11 thoughts on “Unusual Word of the Day: Widdershins”

  1. The one frequent appearance of the word is in Terry Pratchett’s novels, which are set on a disc-shaped world instead of a spherical one. North, South, East and West are replaced by Hubward, Rimward, Turnwise and Widdershins. The latter two are indeed much nicer adn universal words than clockwise and anti/counter-clockwise

  2. I don’t get it. Does “anti-clockwise” or “counter-clockwise” mean that the clock goes from displaying “9:24” to “9:23”?

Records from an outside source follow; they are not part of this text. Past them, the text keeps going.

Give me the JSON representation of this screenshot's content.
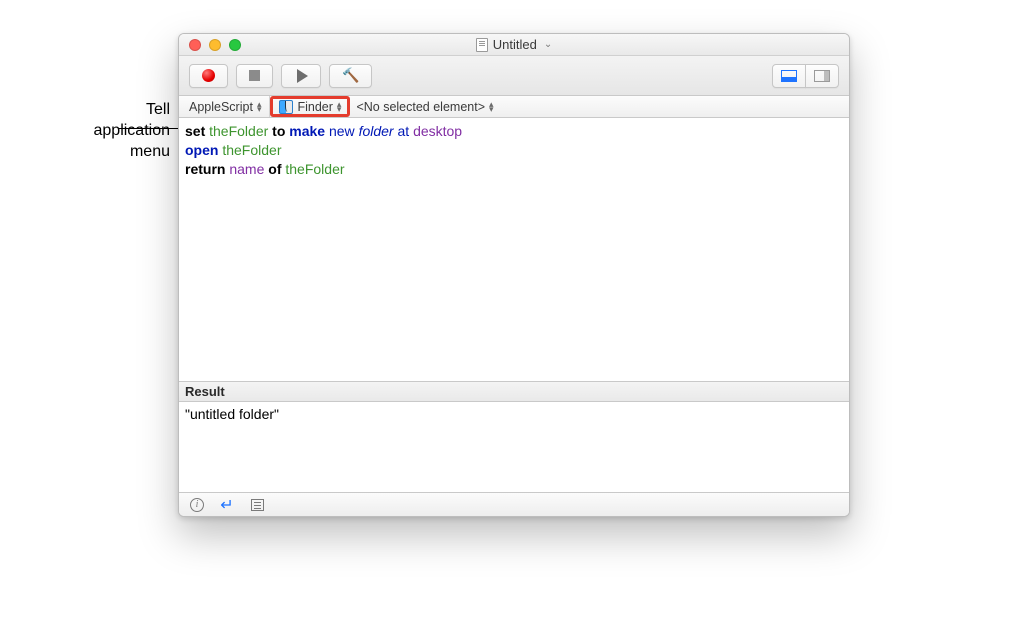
{
  "annotation": {
    "line1": "Tell",
    "line2": "application",
    "line3": "menu"
  },
  "window": {
    "title": "Untitled"
  },
  "navbar": {
    "lang": "AppleScript",
    "app": "Finder",
    "element": "<No selected element>"
  },
  "code": {
    "l1": {
      "t1": "set",
      "t2": "theFolder",
      "t3": "to",
      "t4": "make",
      "t5": "new",
      "t6": "folder",
      "t7": "at",
      "t8": "desktop"
    },
    "l2": {
      "t1": "open",
      "t2": "theFolder"
    },
    "l3": {
      "t1": "return",
      "t2": "name",
      "t3": "of",
      "t4": "theFolder"
    }
  },
  "result": {
    "label": "Result",
    "value": "\"untitled folder\""
  }
}
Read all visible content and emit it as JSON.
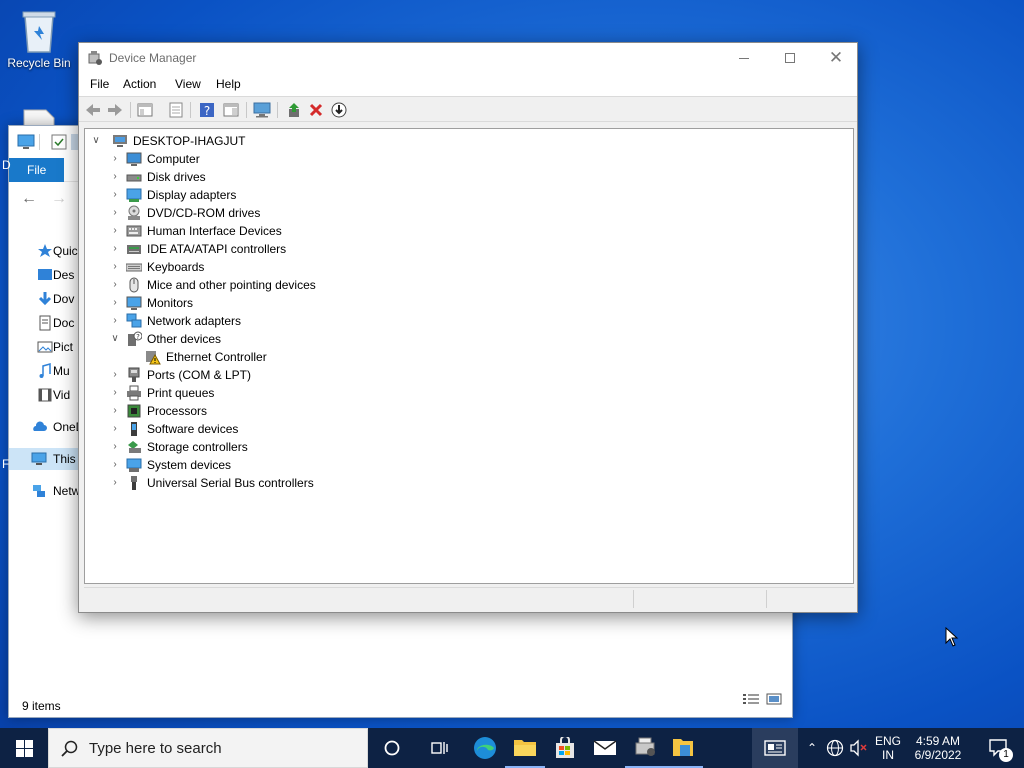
{
  "desktop": {
    "icons": [
      {
        "label": "Recycle Bin",
        "icon": "recycle-bin-icon"
      },
      {
        "label": "",
        "icon": "document-icon"
      }
    ]
  },
  "explorer": {
    "file_tab": "File",
    "nav_items": [
      {
        "label": "Quic",
        "icon": "star-icon"
      },
      {
        "label": "Des",
        "icon": "desktop-icon"
      },
      {
        "label": "Dov",
        "icon": "download-icon"
      },
      {
        "label": "Doc",
        "icon": "documents-icon"
      },
      {
        "label": "Pict",
        "icon": "pictures-icon"
      },
      {
        "label": "Mu",
        "icon": "music-icon"
      },
      {
        "label": "Vid",
        "icon": "videos-icon"
      },
      {
        "label": "OneD",
        "icon": "onedrive-icon"
      },
      {
        "label": "This I",
        "icon": "this-pc-icon"
      },
      {
        "label": "Netw",
        "icon": "network-icon"
      }
    ],
    "status": "9 items",
    "edge_letters": [
      "D",
      "F"
    ]
  },
  "devmgr": {
    "title": "Device Manager",
    "menu": [
      "File",
      "Action",
      "View",
      "Help"
    ],
    "root": "DESKTOP-IHAGJUT",
    "tree": [
      {
        "label": "Computer",
        "icon": "computer-icon",
        "expanded": false
      },
      {
        "label": "Disk drives",
        "icon": "disk-drive-icon",
        "expanded": false
      },
      {
        "label": "Display adapters",
        "icon": "display-adapter-icon",
        "expanded": false
      },
      {
        "label": "DVD/CD-ROM drives",
        "icon": "dvd-drive-icon",
        "expanded": false
      },
      {
        "label": "Human Interface Devices",
        "icon": "hid-icon",
        "expanded": false
      },
      {
        "label": "IDE ATA/ATAPI controllers",
        "icon": "ide-controller-icon",
        "expanded": false
      },
      {
        "label": "Keyboards",
        "icon": "keyboard-icon",
        "expanded": false
      },
      {
        "label": "Mice and other pointing devices",
        "icon": "mouse-icon",
        "expanded": false
      },
      {
        "label": "Monitors",
        "icon": "monitor-icon",
        "expanded": false
      },
      {
        "label": "Network adapters",
        "icon": "network-adapter-icon",
        "expanded": false
      },
      {
        "label": "Other devices",
        "icon": "unknown-device-icon",
        "expanded": true,
        "children": [
          {
            "label": "Ethernet Controller",
            "icon": "warning-device-icon"
          }
        ]
      },
      {
        "label": "Ports (COM & LPT)",
        "icon": "port-icon",
        "expanded": false
      },
      {
        "label": "Print queues",
        "icon": "printer-icon",
        "expanded": false
      },
      {
        "label": "Processors",
        "icon": "processor-icon",
        "expanded": false
      },
      {
        "label": "Software devices",
        "icon": "software-device-icon",
        "expanded": false
      },
      {
        "label": "Storage controllers",
        "icon": "storage-controller-icon",
        "expanded": false
      },
      {
        "label": "System devices",
        "icon": "system-device-icon",
        "expanded": false
      },
      {
        "label": "Universal Serial Bus controllers",
        "icon": "usb-icon",
        "expanded": false
      }
    ]
  },
  "taskbar": {
    "search_placeholder": "Type here to search",
    "lang_top": "ENG",
    "lang_bottom": "IN",
    "time": "4:59 AM",
    "date": "6/9/2022",
    "notification_count": "1"
  },
  "colors": {
    "accent": "#1979ca",
    "taskbar": "#0d2244",
    "desktop": "#1f6fd8",
    "warning": "#f5c518",
    "delete_red": "#d42a2a"
  }
}
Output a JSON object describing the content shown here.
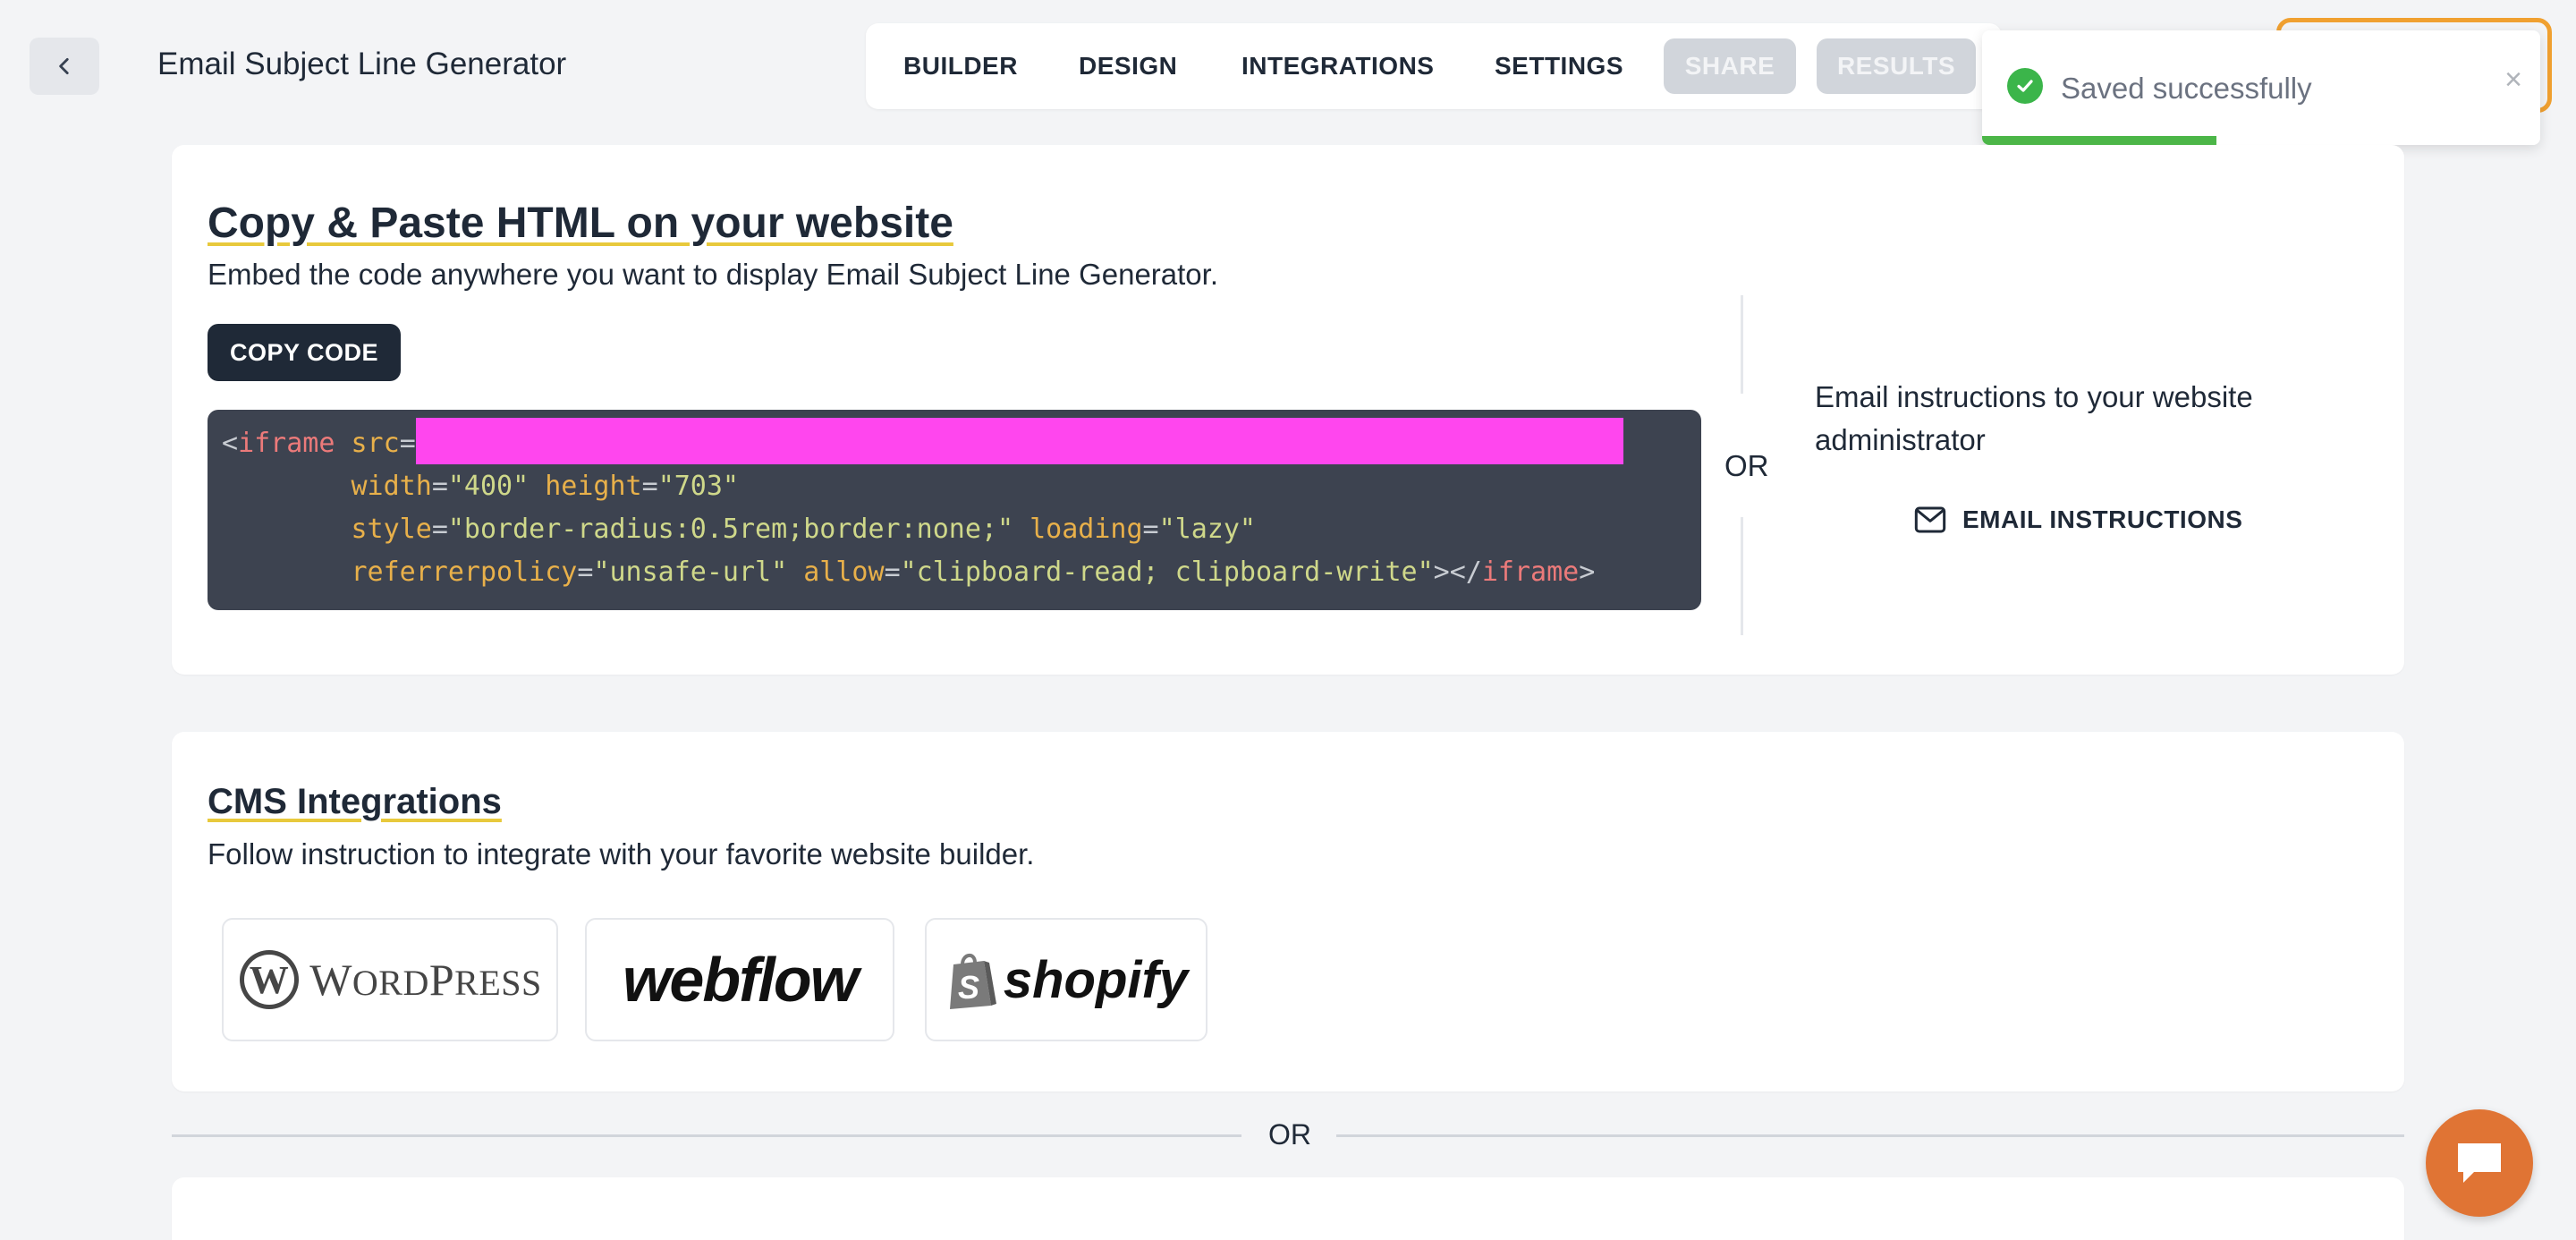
{
  "header": {
    "back_label": "back",
    "title": "Email Subject Line Generator",
    "tabs": [
      {
        "label": "BUILDER",
        "state": "normal"
      },
      {
        "label": "DESIGN",
        "state": "normal"
      },
      {
        "label": "INTEGRATIONS",
        "state": "normal"
      },
      {
        "label": "SETTINGS",
        "state": "normal"
      },
      {
        "label": "SHARE",
        "state": "disabled"
      },
      {
        "label": "RESULTS",
        "state": "disabled"
      }
    ]
  },
  "toast": {
    "message": "Saved successfully",
    "close_glyph": "×",
    "progress": 0.42,
    "accent": "#4cb648"
  },
  "embed": {
    "title": "Copy & Paste HTML on your website",
    "subtitle": "Embed the code anywhere you want to display Email Subject Line Generator.",
    "copy_button": "COPY CODE",
    "code": {
      "tag_open": "iframe",
      "src_attr": "src",
      "width_attr": "width",
      "width_val": "\"400\"",
      "height_attr": "height",
      "height_val": "\"703\"",
      "style_attr": "style",
      "style_val": "\"border-radius:0.5rem;border:none;\"",
      "loading_attr": "loading",
      "loading_val": "\"lazy\"",
      "referrer_attr": "referrerpolicy",
      "referrer_val": "\"unsafe-url\"",
      "allow_attr": "allow",
      "allow_val": "\"clipboard-read; clipboard-write\"",
      "tag_close": "iframe"
    },
    "or_label": "OR",
    "email_text": "Email instructions to your website administrator",
    "email_button": "EMAIL INSTRUCTIONS"
  },
  "cms": {
    "title": "CMS Integrations",
    "subtitle": "Follow instruction to integrate with your favorite website builder.",
    "logos": [
      {
        "name": "wordpress",
        "text_big_w": "W",
        "text_rest1": "ORD",
        "text_big_p": "P",
        "text_rest2": "RESS"
      },
      {
        "name": "webflow",
        "text": "webflow"
      },
      {
        "name": "shopify",
        "text": "shopify"
      }
    ]
  },
  "separator": {
    "label": "OR"
  },
  "colors": {
    "background": "#f3f4f6",
    "primary_dark": "#1f2937",
    "accent_orange": "#e07434",
    "title_underline": "#e8c93c",
    "redaction": "#ff46ee"
  }
}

  3. Likewise, “counterclockwise” is the more familiar formation than “anticlockwise”. I can only remember “deiseal” and “widdershins” by converting them to clockwise and counter-.

    According to the Wikipedia entry on “widdershins”, it is cognate with the Germanic “against [the correct] sense”, which adds a level of meaning to Philip K. Dick’s Counterclock World.

  4. The shortest French translation is dans le sens contraire à celui des aiguilles d’une montre. However did French witches manage before there were clocks?

  5. I first recall coming accross this word in Tim POwers’ “Last Call”. It seems to be cropping up quite a bit lately in the fiction I’m reading. Hmmm.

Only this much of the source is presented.